2. Check the app manifest + install path (`container/` install, env, ports,
   the four iframe-sync places per memory `feedback_gitea_iframe_setup` if it
   has a UI).
3. netbird needs a management URL / setup key — confirm whether the app expects
   config we don't provide, or a host capability (TUN device / NET_ADMIN) the
   rootless-podman setup lacks.

**Likely fix**: either supply the missing env/setup-key UI, or add the required
container capability.

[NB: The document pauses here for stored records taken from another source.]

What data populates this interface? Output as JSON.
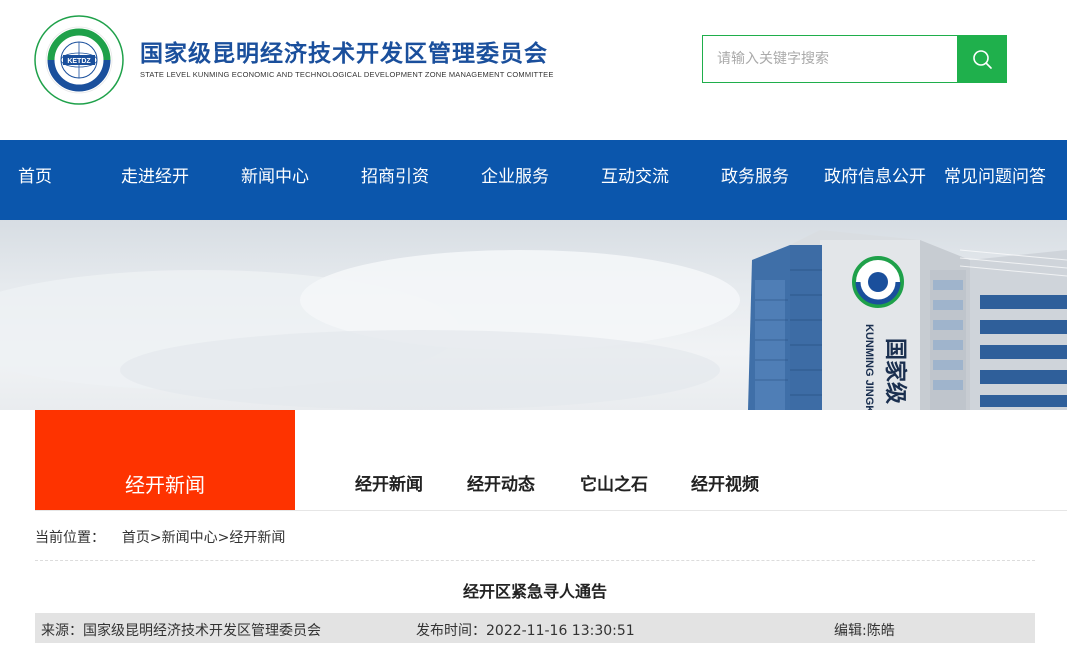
{
  "header": {
    "title": "国家级昆明经济技术开发区管理委员会",
    "subtitle": "STATE LEVEL KUNMING ECONOMIC AND TECHNOLOGICAL DEVELOPMENT ZONE MANAGEMENT COMMITTEE",
    "logo_text": "KETDZ",
    "logo_ring_text": "中国国家级经济技术开发区 KUNMING ECONOMIC AND TECHNOLOGICAL DEVELOPMENT ZONE",
    "search_placeholder": "请输入关键字搜索"
  },
  "nav": {
    "items": [
      "首页",
      "走进经开",
      "新闻中心",
      "招商引资",
      "企业服务",
      "互动交流",
      "政务服务",
      "政府信息公开",
      "常见问题问答"
    ]
  },
  "banner": {
    "building_sign": "KUNMING JINGKAI",
    "building_sign_cn": "国家级"
  },
  "section": {
    "current_column": "经开新闻",
    "subnav": [
      "经开新闻",
      "经开动态",
      "它山之石",
      "经开视频"
    ]
  },
  "breadcrumb": {
    "label": "当前位置：",
    "items": [
      "首页",
      "新闻中心",
      "经开新闻"
    ],
    "sep": ">"
  },
  "article": {
    "title": "经开区紧急寻人通告",
    "source": "来源：国家级昆明经济技术开发区管理委员会",
    "publish_time": "发布时间：2022-11-16 13:30:51",
    "editor": "编辑:陈皓"
  },
  "colors": {
    "nav_bg": "#0b56ac",
    "accent_green": "#1fb04c",
    "column_tab": "#fe3300",
    "title_blue": "#1a4f9c"
  },
  "icons": {
    "search": "search-icon",
    "logo": "logo-icon"
  }
}
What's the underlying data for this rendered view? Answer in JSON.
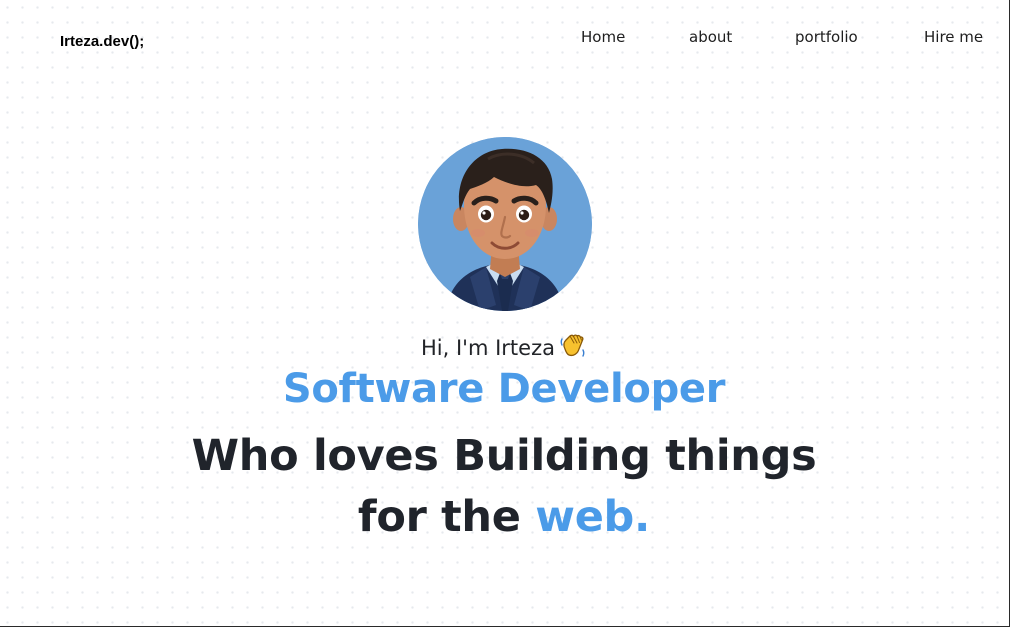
{
  "brand": {
    "logo_text": "Irteza.dev();"
  },
  "nav": {
    "items": [
      {
        "label": "Home"
      },
      {
        "label": "about"
      },
      {
        "label": "portfolio"
      },
      {
        "label": "Hire me"
      }
    ]
  },
  "hero": {
    "avatar_icon": "memoji-avatar-icon",
    "greeting": "Hi, I'm Irteza",
    "greeting_icon": "waving-hand-icon",
    "role": "Software Developer",
    "tagline_line1": "Who loves Building things",
    "tagline_line2_prefix": "for the",
    "tagline_line2_highlight": "web."
  },
  "colors": {
    "accent": "#4b9be8",
    "text_dark": "#20242b",
    "avatar_bg": "#6aa2d8"
  }
}
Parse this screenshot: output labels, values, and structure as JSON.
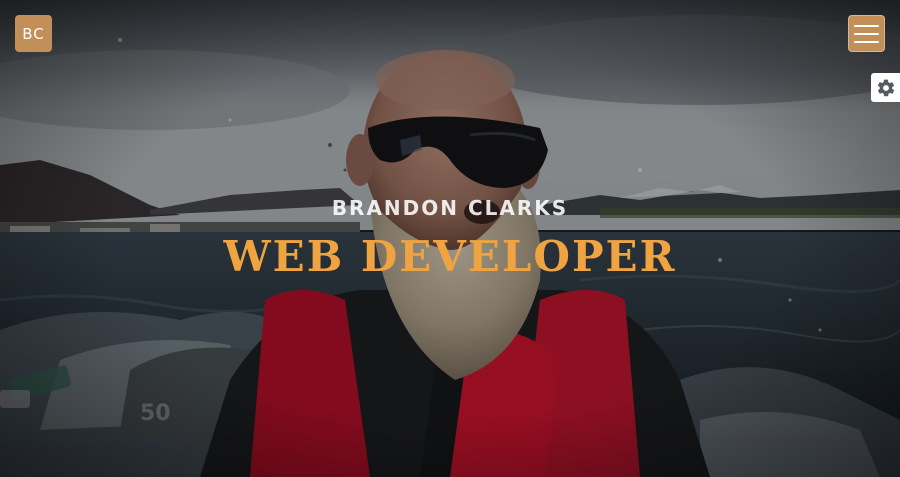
{
  "logo": {
    "initials": "BC"
  },
  "header": {
    "menu_icon": "hamburger-menu-icon",
    "settings_icon": "gear-icon"
  },
  "hero": {
    "name": "BRANDON CLARKS",
    "title": "WEB DEVELOPER"
  },
  "colors": {
    "accent": "#c28f59",
    "title": "#f0a441",
    "name": "#ffffff",
    "settings_bg": "#ffffff"
  },
  "background": {
    "description_icon": "photo-background"
  }
}
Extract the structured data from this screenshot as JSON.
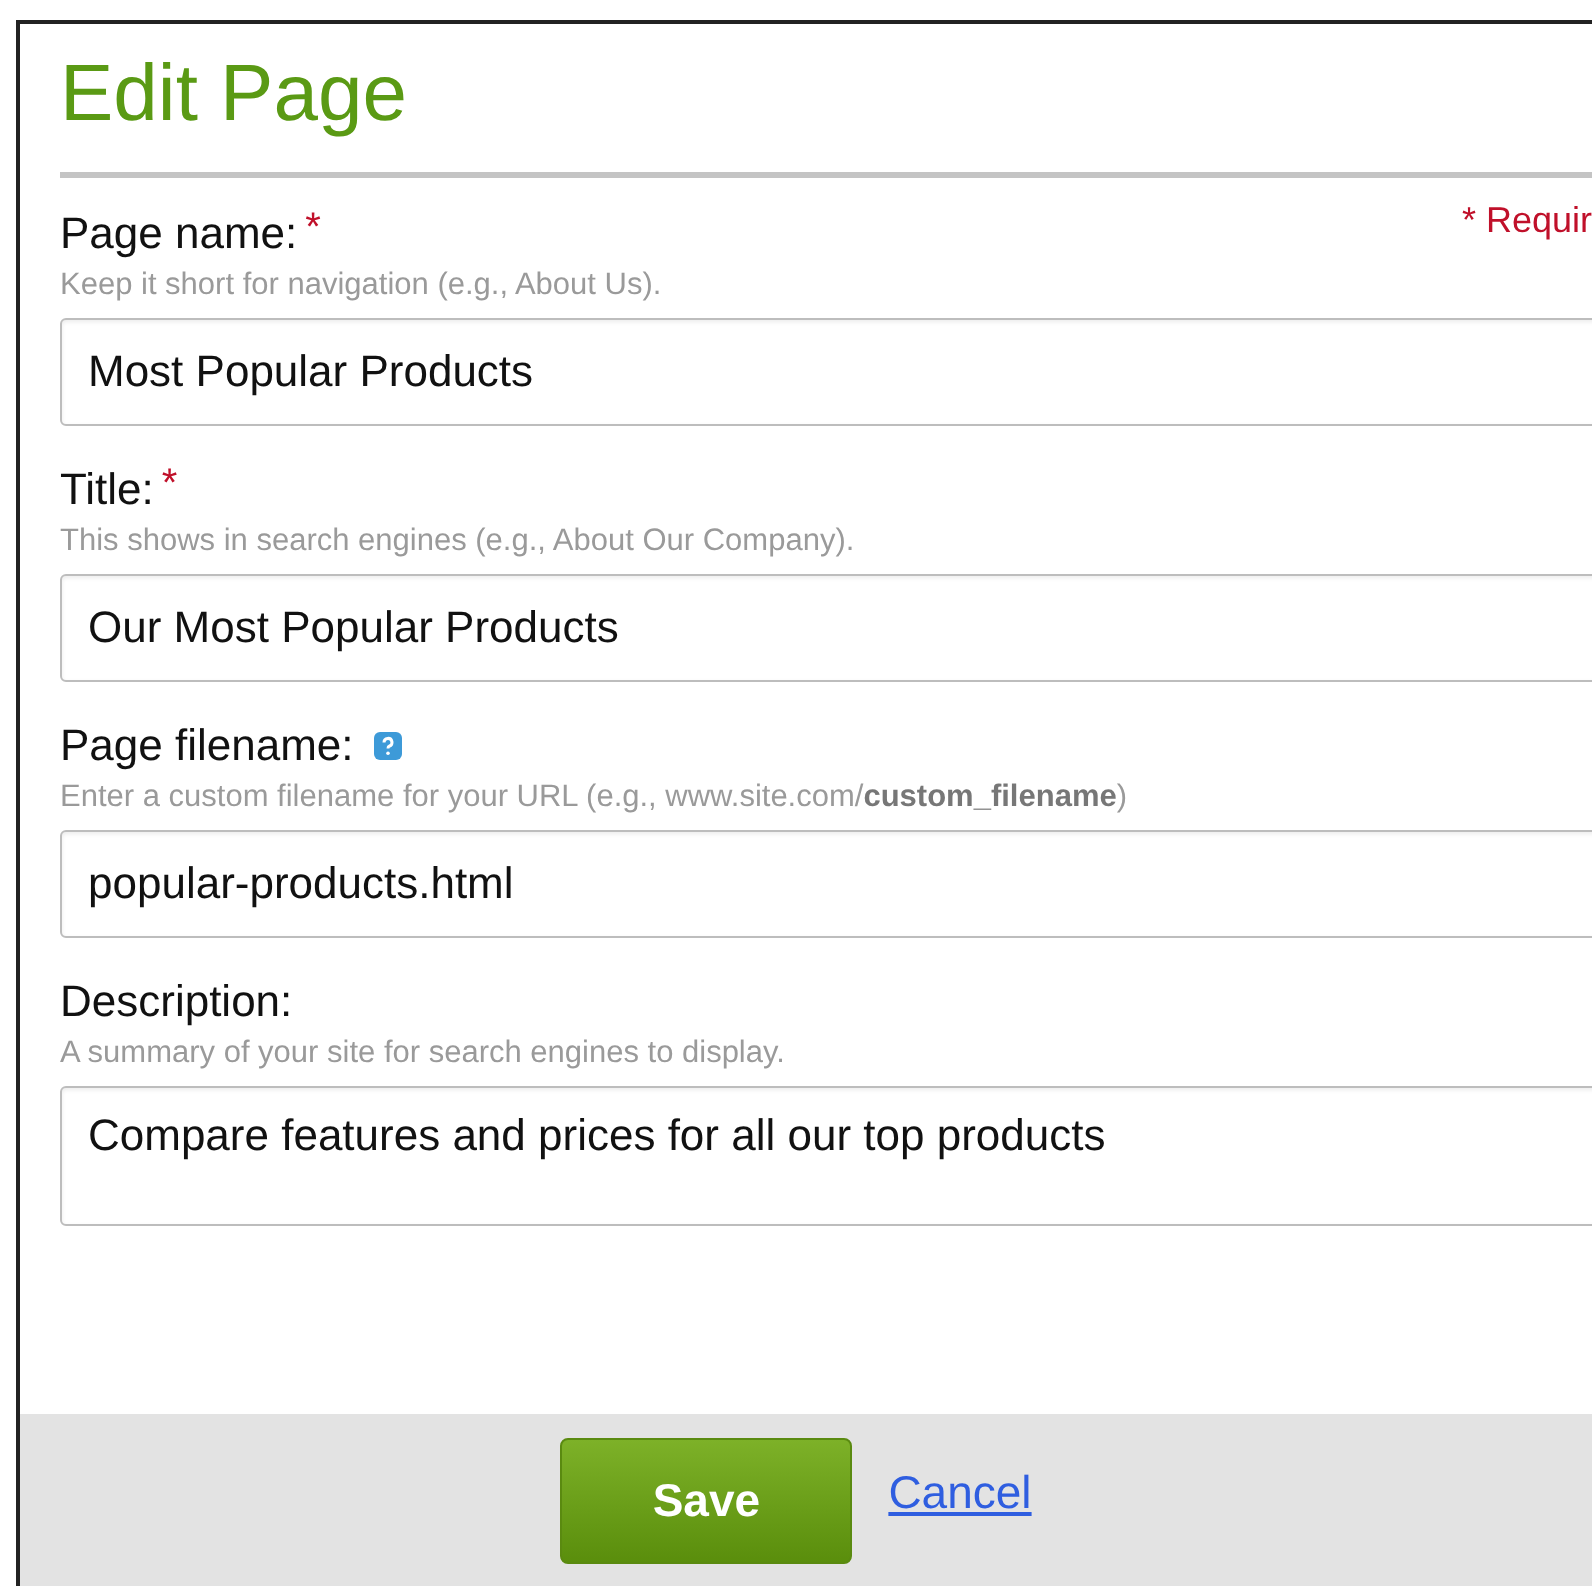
{
  "dialog": {
    "title": "Edit Page",
    "required_note": "* Requir"
  },
  "fields": [
    {
      "kind": "input",
      "label": "Page name:",
      "required_mark": "*",
      "hint": "Keep it short for navigation (e.g., About Us).",
      "value": "Most Popular Products"
    },
    {
      "kind": "input",
      "label": "Title:",
      "required_mark": "*",
      "hint": "This shows in search engines (e.g., About Our Company).",
      "value": "Our Most Popular Products"
    },
    {
      "kind": "input",
      "label": "Page filename:",
      "help": true,
      "hint": "Enter a custom filename for your URL (e.g., www.site.com/**custom_filename**)",
      "value": "popular-products.html"
    },
    {
      "kind": "textarea",
      "label": "Description:",
      "hint": "A summary of your site for search engines to display.",
      "value": "Compare features and prices for all our top products"
    }
  ],
  "buttons": {
    "save": "Save",
    "cancel": "Cancel"
  }
}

Low priority — schedule after the above.

---

## #43 — Install errors at DID-creation + password screens (.70); FIPS slow

`.70` is unreachable, so we can't read its logs. Code-side hardening that helps
regardless:
> **Status (2026-06-17): hardening DONE & compiles.** Root cause was a
> non-idempotent `seed.generate` that overwrote node keys under the client's
> retry storm on slow first boot. Fixed: idempotent generate + retry-safe
> verify (`seed_rpc.rs`), transient-vs-genuine error handling in
> `OnboardingSeedGenerate/Verify.vue`, and a non-blocking FIPS status on
> `OnboardingDone.vue`. Issue closed; full closure wants a fresh install on a
> reachable node + re-test on .70.

1. **Onboarding error surfacing** — in the seed/DID + password onboarding views
   (`OnboardingSeed*`, the password step) and their RPC handlers
   (`seed.generate` / `seed.verify` / `auth.setup`), make a *successful*
   operation never show an error toast, and make genuinely-failed ops show the
   real message + a retry — so cosmetic errors (op actually succeeded) stop
   alarming users. Audit the promise/catch paths for races where a slow backend
   resolves after a timeout fires.
2. **FIPS start delay** — confirm `spawn_post_onboarding_fips_activate`
   (`api/rpc/seed_rpc.rs`) isn't blocking onboarding; it already runs detached.
   Consider surfacing "FIPS starting…" status instead of letting it look stuck.

**Verify**: a fresh ISO install on a reachable node (.198 or a scratch box),
watch the DID + password screens; then re-test on .70 once reachable.

**Effort**: small–medium (the hardening); full closure needs a repro node.